La bande dessinée est « l’art sans nom » pour Pascal Ory. Pour Catherine Meurisse, elle est « une acrobate et une acrobate ». Pitre, sans doute, mais patience, car il faudra attendre 2020 pour que le 9e art soit « fixé » au 23, quai Conti. Et, Meurisse, en même temps. De la résidence traditionnelle des Arts décoratifs d’Arnaud d’Hauterives à la nouvelle section de gravure de l’Académie française, cela prouve que l’illustration n’est pas un art mineur. Et Human, Too Human de Catherine Meurisse, tiré à 70 000 exemplaires, pourrait bientôt figurer dans un programme de philosophie au lycée.

Est-elle didactique ?

Gamine, qui a dessiné le petit Nemo, ce sont désormais les intellectuels qu’il croque : des philosophes comme Kant et Arendt en passant par Barthes.
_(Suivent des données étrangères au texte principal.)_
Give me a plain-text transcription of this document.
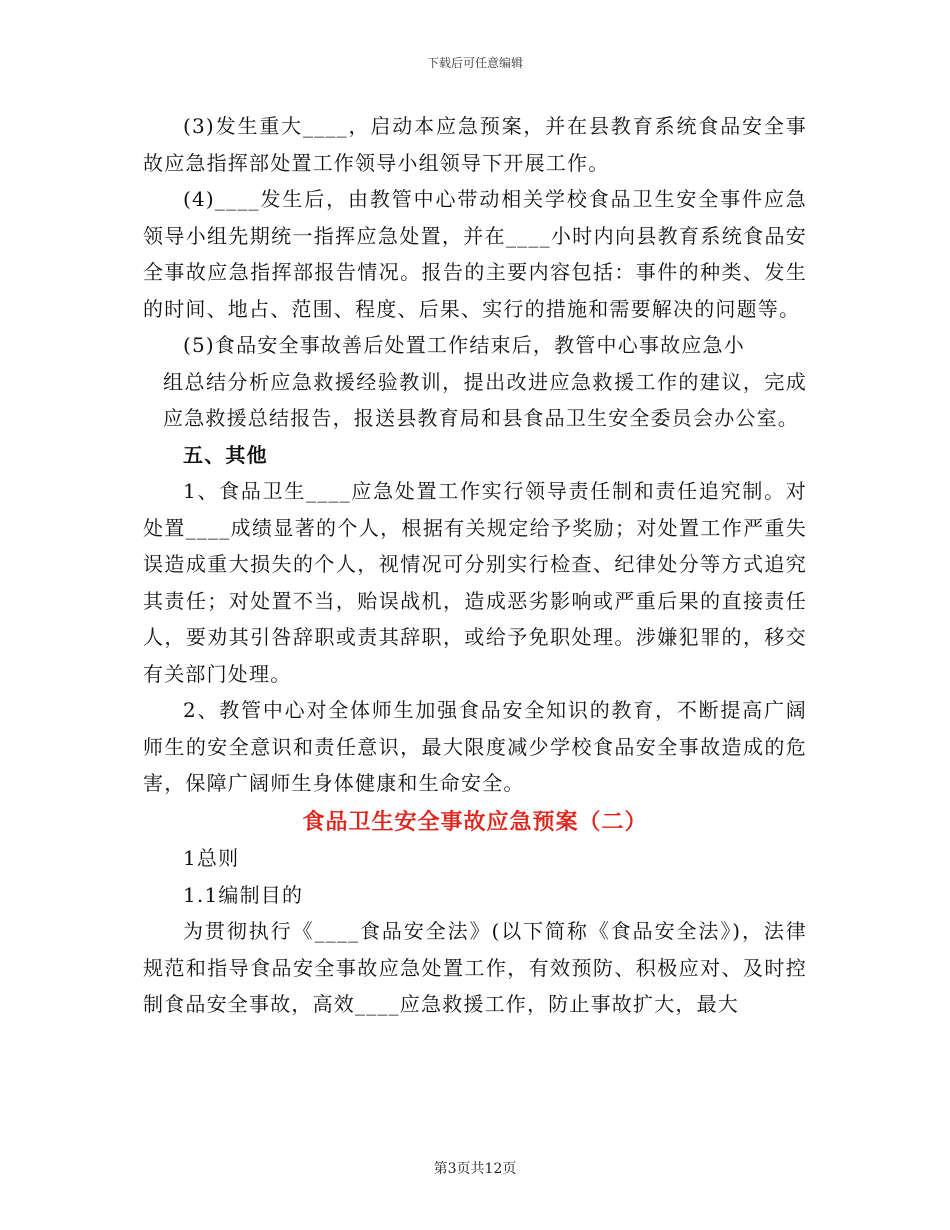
下载后可任意编辑

(3)发生重大____，启动本应急预案，并在县教育系统食品安全事故应急指挥部处置工作领导小组领导下开展工作。

(4)____发生后，由教管中心带动相关学校食品卫生安全事件应急领导小组先期统一指挥应急处置，并在____小时内向县教育系统食品安全事故应急指挥部报告情况。报告的主要内容包括：事件的种类、发生的时间、地占、范围、程度、后果、实行的措施和需要解决的问题等。

(5)食品安全事故善后处置工作结束后，教管中心事故应急小

组总结分析应急救援经验教训，提出改进应急救援工作的建议，完成应急救援总结报告，报送县教育局和县食品卫生安全委员会办公室。

五、其他

1、食品卫生____应急处置工作实行领导责任制和责任追究制。对处置____成绩显著的个人，根据有关规定给予奖励；对处置工作严重失误造成重大损失的个人，视情况可分别实行检查、纪律处分等方式追究其责任；对处置不当，贻误战机，造成恶劣影响或严重后果的直接责任人，要劝其引咎辞职或责其辞职，或给予免职处理。涉嫌犯罪的，移交有关部门处理。

2、教管中心对全体师生加强食品安全知识的教育，不断提高广阔师生的安全意识和责任意识，最大限度减少学校食品安全事故造成的危害，保障广阔师生身体健康和生命安全。

食品卫生安全事故应急预案（二）

1总则

1.1编制目的

为贯彻执行《____食品安全法》(以下简称《食品安全法》)，法律规范和指导食品安全事故应急处置工作，有效预防、积极应对、及时控制食品安全事故，高效____应急救援工作，防止事故扩大，最大

第3页共12页
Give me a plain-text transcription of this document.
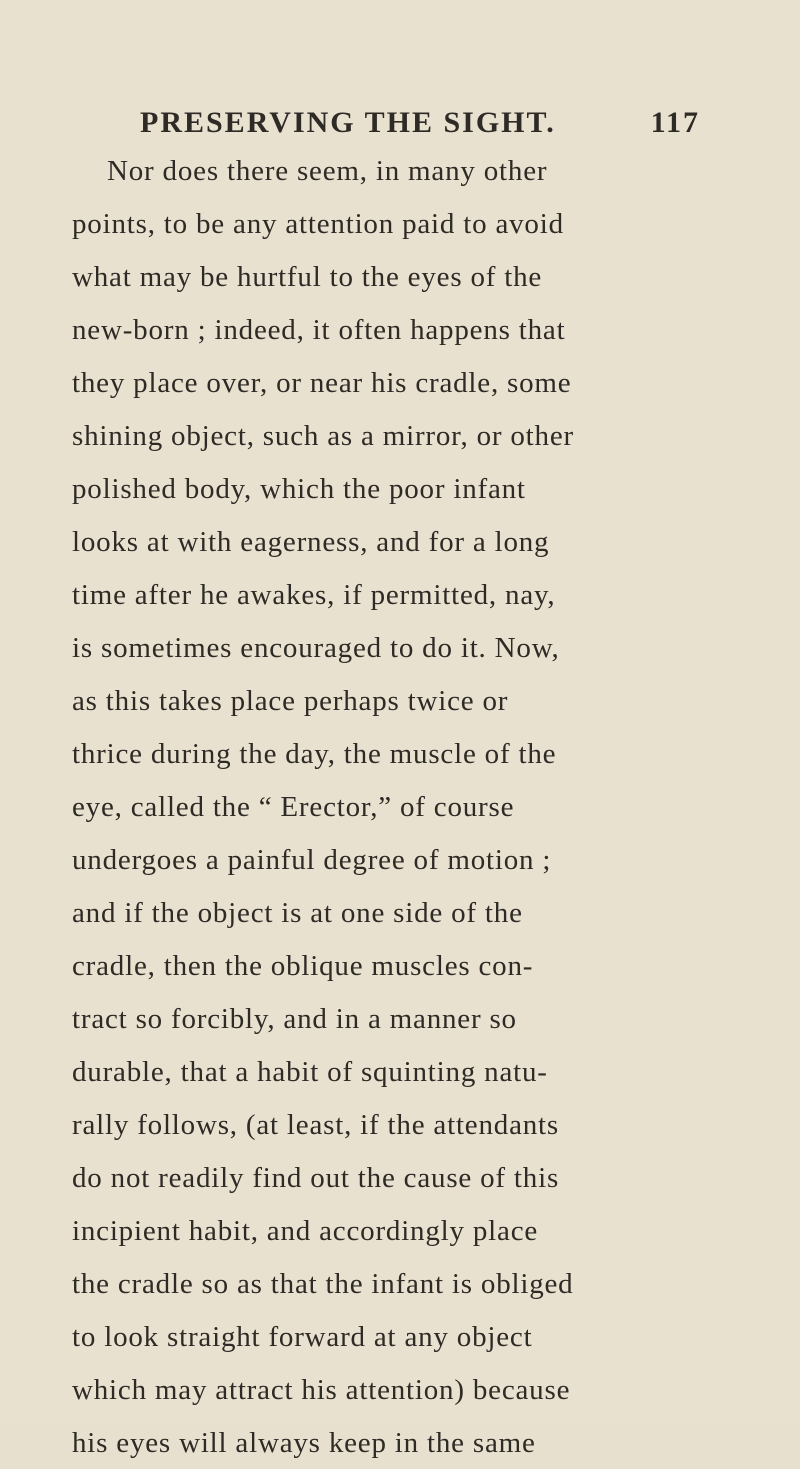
PRESERVING THE SIGHT.	117
Nor does there seem, in many other
points, to be any attention paid to avoid
what may be hurtful to the eyes of the
new-born ; indeed, it often happens that
they place over, or near his cradle, some
shining object, such as a mirror, or other
polished body, which the poor infant
looks at with eagerness, and for a long
time after he awakes, if permitted, nay,
is sometimes encouraged to do it. Now,
as this takes place perhaps twice or
thrice during the day, the muscle of the
eye, called the “ Erector,” of course
undergoes a painful degree of motion ;
and if the object is at one side of the
cradle, then the oblique muscles con-
tract so forcibly, and in a manner so
durable, that a habit of squinting natu-
rally follows, (at least, if the attendants
do not readily find out the cause of this
incipient habit, and accordingly place
the cradle so as that the infant is obliged
to look straight forward at any object
which may attract his attention) because
his eyes will always keep in the same
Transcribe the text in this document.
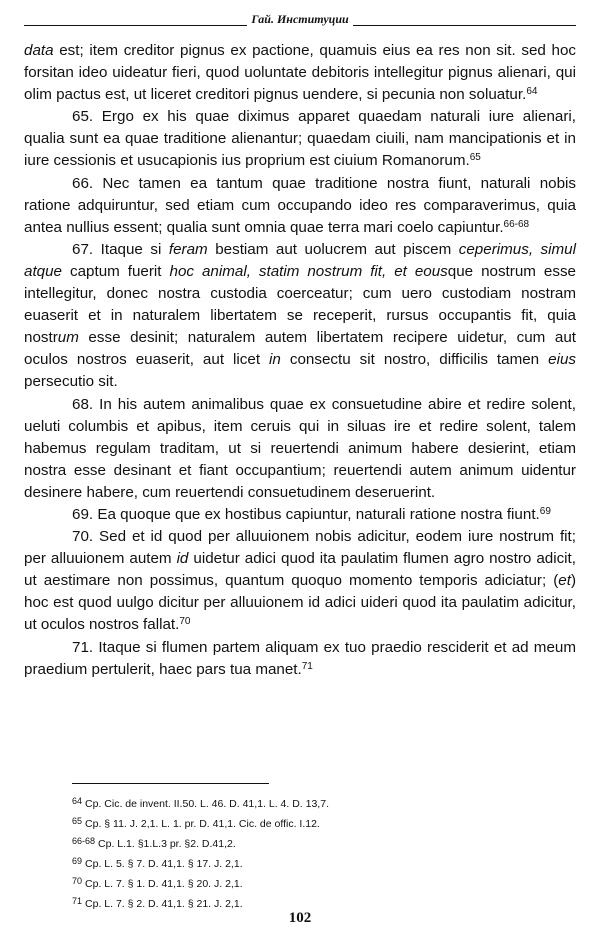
Гай. Институции

data est; item creditor pignus ex pactione, quamuis eius ea res non sit. sed hoc forsitan ideo uideatur fieri, quod uoluntate debitoris intellegitur pignus alienari, qui olim pactus est, ut liceret creditori pignus uendere, si pecunia non soluatur.$^{64}$

65. Ergo ex his quae diximus apparet quaedam naturali iure alienari, qualia sunt ea quae traditione alienantur; quaedam ciuili, nam mancipationis et in iure cessionis et usucapionis ius proprium est ciuium Romanorum.$^{65}$

66. Nec tamen ea tantum quae traditione nostra fiunt, naturali nobis ratione adquiruntur, sed etiam cum occupando ideo res comparaverimus, quia antea nullius essent; qualia sunt omnia quae terra mari coelo capiuntur.$^{66-68}$

67. Itaque si feram bestiam aut uolucrem aut piscem ceperimus, simul atque captum fuerit hoc animal, statim nostrum fit, et eousque nostrum esse intellegitur, donec nostra custodia coerceatur; cum uero custodiam nostram euaserit et in naturalem libertatem se receperit, rursus occupantis fit, quia nostrum esse desinit; naturalem autem libertatem recipere uidetur, cum aut oculos nostros euaserit, aut licet in consectu sit nostro, difficilis tamen eius persecutio sit.

68. In his autem animalibus quae ex consuetudine abire et redire solent, ueluti columbis et apibus, item ceruis qui in siluas ire et redire solent, talem habemus regulam traditam, ut si reuertendi animum habere desierint, etiam nostra esse desinant et fiant occupantium; reuertendi autem animum uidentur desinere habere, cum reuertendi consuetudinem deseruerint.

69. Ea quoque que ex hostibus capiuntur, naturali ratione nostra fiunt.$^{69}$

70. Sed et id quod per alluuionem nobis adicitur, eodem iure nostrum fit; per alluuionem autem id uidetur adici quod ita paulatim flumen agro nostro adicit, ut aestimare non possimus, quantum quoquo momento temporis adiciatur; (et) hoc est quod uulgo dicitur per alluuionem id adici uideri quod ita paulatim adicitur, ut oculos nostros fallat.$^{70}$

71. Itaque si flumen partem aliquam ex tuo praedio resciderit et ad meum praedium pertulerit, haec pars tua manet.$^{71}$

64 Cp. Cic. de invent. II.50. L. 46. D. 41,1. L. 4. D. 13,7.
65 Cp. § 11. J. 2,1. L. 1. pr. D. 41,1. Cic. de offic. I.12.
66-68 Cp. L.1. §1.L.3 pr. §2. D.41,2.
69 Cp. L. 5. § 7. D. 41,1. § 17. J. 2,1.
70 Cp. L. 7. § 1. D. 41,1. § 20. J. 2,1.
71 Cp. L. 7. § 2. D. 41,1. § 21. J. 2,1.
102
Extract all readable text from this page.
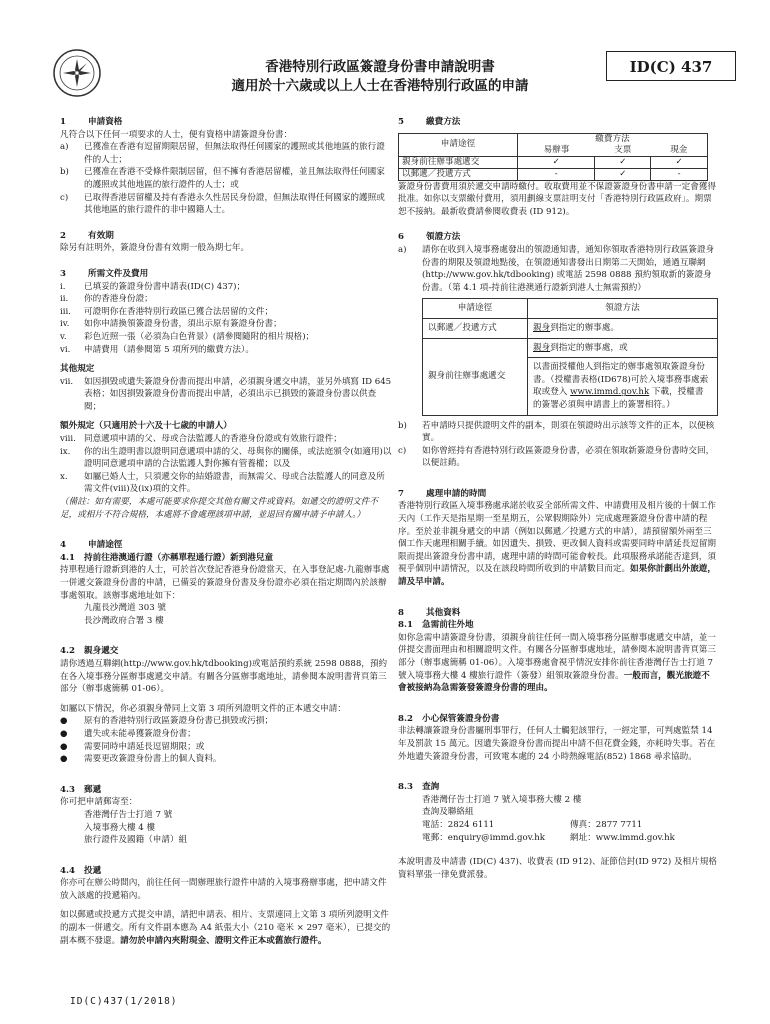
香港特別行政區簽證身份書申請說明書
適用於十六歲或以上人士在香港特別行政區的申請
ID(C) 437
1	申請資格

凡符合以下任何一項要求的人士，便有資格申請簽證身份書：

a)	已獲准在香港有逗留期限居留，但無法取得任何國家的護照或其他地區的旅行證件的人士；
b)	已獲准在香港不受條件限制居留，但不擁有香港居留權，並且無法取得任何國家的護照或其他地區的旅行證件的人士；或
c)	已取得香港居留權及持有香港永久性居民身份證，但無法取得任何國家的護照或其他地區的旅行證件的非中國籍人士。
2	有效期

除另有註明外，簽證身份書有效期一般為期七年。

3	所需文件及費用
i.	已填妥的簽證身份書申請表(ID(C) 437)；
ii.	你的香港身份證；
iii.	可證明你在香港特別行政區已獲合法居留的文件；
iv.	如你申請換領簽證身份書，須出示原有簽證身份書；
v.	彩色近照一張（必須為白色背景）(請參閱隨附的相片規格)；
vi.	申請費用（請參閱第 5 項所列的繳費方法）。

其他規定

vii.	如因損毀或遺失簽證身份書而提出申請，必須親身遞交申請，並另外填寫 ID 645 表格；如因損毀簽證身份書而提出申請，必須出示已損毀的簽證身份書以供查閱；

額外規定（只適用於十六及十七歲的申請人）

viii. 同意遞項申請的父、母或合法監護人的香港身份證或有效旅行證件；
ix.	你的出生證明書以證明同意遞項申請的父、母與你的關係，或法庭頒令(如適用)以證明同意遞項申請的合法監護人對你擁有管養權；以及
x.	如屬已婚人士，只須遞交你的結婚證書，而無需父、母或合法監護人的同意及所需文件(viii)及(ix)項的文件。

（備註：如有需要，本處可能要求你提交其他有關文件或資料。如遞交的證明文件不足，或相片不符合規格，本處將不會處理該項申請，並退回有關申請予申請人。）

4	申請途徑
4.1	持前往港澳通行證（亦稱單程通行證）新到港兒童

持單程通行證新到港的人士，可於首次登記香港身份證當天，在入事登記處-九龍辦事處一併遞交簽證身份書的申請，已備妥的簽證身份書及身份證亦必須在指定期間內於該辦事處領取。該辦事處地址如下：

九龍長沙灣道 303 號

長沙灣政府合署 3 樓

4.2	親身遞交

請你透過互聯網(http://www.gov.hk/tdbooking)或電話預約系統 2598 0888，預約在各入境事務分區辦事處遞交申請。有關各分區辦事處地址，請參閱本說明書背頁第三部分（辦事處簡稱 01-06）。

如屬以下情況，你必須親身帶同上文第 3 項所列證明文件的正本遞交申請：

●	原有的香港特別行政區簽證身份書已損毀或污損；
●	遺失或未能尋獲簽證身份書；
●	需要同時申請延長逗留期限；或
●	需要更改簽證身份書上的個人資料。
4.3	郵遞

你可把申請郵寄至：

香港灣仔告士打道 7 號

入境事務大樓 4 樓

旅行證件及國籍（申請）組

4.4	投遞

你亦可在辦公時間內，前往任何一間辦理旅行證件申請的入境事務辦事處，把申請文件放入該處的投遞箱內。

如以郵遞或投遞方式提交申請，請把申請表、相片、支票連同上文第 3 項所列證明文件的副本一併遞交。所有文件副本應為 A4 紙張大小（210 毫米 × 297 毫米），已提交的副本概不發還。請勿於申請內夾附現金、證明文件正本或舊旅行證件。

5	繳費方法
申請途徑	繳費方法		
	易辦事	支票	現金
親身前往辦事處遞交	✓	✓	✓
以郵遞／投遞方式	-	✓	-

簽證身份書費用須於遞交申請時繳付。收取費用並不保證簽證身份書申請一定會獲得批准。如你以支票繳付費用，須用劃線支票註明支付「香港特別行政區政府」。期票恕不接納。最新收費請參閱收費表 (ID 912)。

6	領證方法
a)	請你在收到入境事務處發出的領證通知書，通知你領取香港特別行政區簽證身份書的期限及領證地點後，在領證通知書發出日期第二天開始，通過互聯網 (http://www.gov.hk/tdbooking) 或電話 2598 0888 預約領取新的簽證身份書。（第 4.1 項-持前往港澳通行證新到港人士無需預約）
申請途徑	領證方法
以郵遞／投遞方式	親身到指定的辦事處。
親身前往辦事處遞交	親身到指定的辦事處，或
	以書面授權他人到指定的辦事處領取簽證身份書。（授權書表格(ID678)可於入境事務事處索取或登入 www.immd.gov.hk 下載，授權書的簽署必須與申請書上的簽署相符。）
b)	若申請時只提供證明文件的副本，則須在領證時出示該等文件的正本，以便核實。
c)	如你曾經持有香港特別行政區簽證身份書，必須在領取新簽證身份書時交回，以便註銷。
7	處理申請的時間

香港特別行政區入境事務處承諾於收妥全部所需文件、申請費用及相片後的十個工作天內（工作天是指星期一至星期五，公眾假期除外）完成處理簽證身份書申請的程序。至於並非親身遞交的申請（例如以郵遞／投遞方式的申請），請預留額外兩至三個工作天處理相關手續。如因遺失、損毀、更改個人資料或需要同時申請延長逗留期限而提出簽證身份書申請，處理申請的時間可能會較長。此項服務承諾能否達到，須視乎個別申請情況，以及在該段時間所收到的申請數目而定。如果你計劃出外旅遊，請及早申請。

8	其他資料
8.1	急需前往外地

如你急需申請簽證身份書，須親身前往任何一間入境事務分區辦事處遞交申請，並一併提交書面理由和相關證明文件。有關各分區辦事處地址，請參閱本說明書背頁第三部分（辦事處簡稱 01-06）。入境事務處會視乎情況安排你前往香港灣仔告士打道 7 號入境事務大樓 4 樓旅行證件（簽發）組領取簽證身份書。一般而言，觀光旅遊不會被接納為急需簽發簽證身份書的理由。

8.2	小心保管簽證身份書

非法轉讓簽證身份書屬刑事罪行，任何人士觸犯該罪行，一經定罪，可判處監禁 14 年及罰款 15 萬元。因遺失簽證身份書而提出申請不但花費金錢，亦耗時失事。若在外地遺失簽證身份書，可致電本處的 24 小時熱線電話(852) 1868 尋求協助。

8.3	查詢

香港灣仔告士打道 7 號入境事務大樓 2 樓

查詢及聯絡組

電話：2824 6111	傳真：2877 7711
電郵：enquiry@immd.gov.hk	網址：www.immd.gov.hk

本說明書及申請書 (ID(C) 437)、收費表 (ID 912)、証節信封(ID 972) 及相片規格資料單張一律免費派發。

ID(C)437(1/2018)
Objectif ? Faire connaître leur écriture à travers des remerciements burlesques. Ceux-ci ont été publiés pour la première fois dans Philosophie à partir de septembre 2017 dans une double page. Catherine Meurisse n’a rien changé à cette BD. La mère de saint Augustin, gérante d’un club libertin, porte un corset de cuir, incarnant le modèle de foi et de bonté des Confessions. Socrate, quant à lui, est obsédé par le barbecue organisé ce soir à Delphes. « Qu’est-ce que c’est bon ? / Oh ! Une côte comme ça, au moins… » Sans être bête du tout, Meurisse prouve que philosophie ne doit pas rimer avec raideur et froideur.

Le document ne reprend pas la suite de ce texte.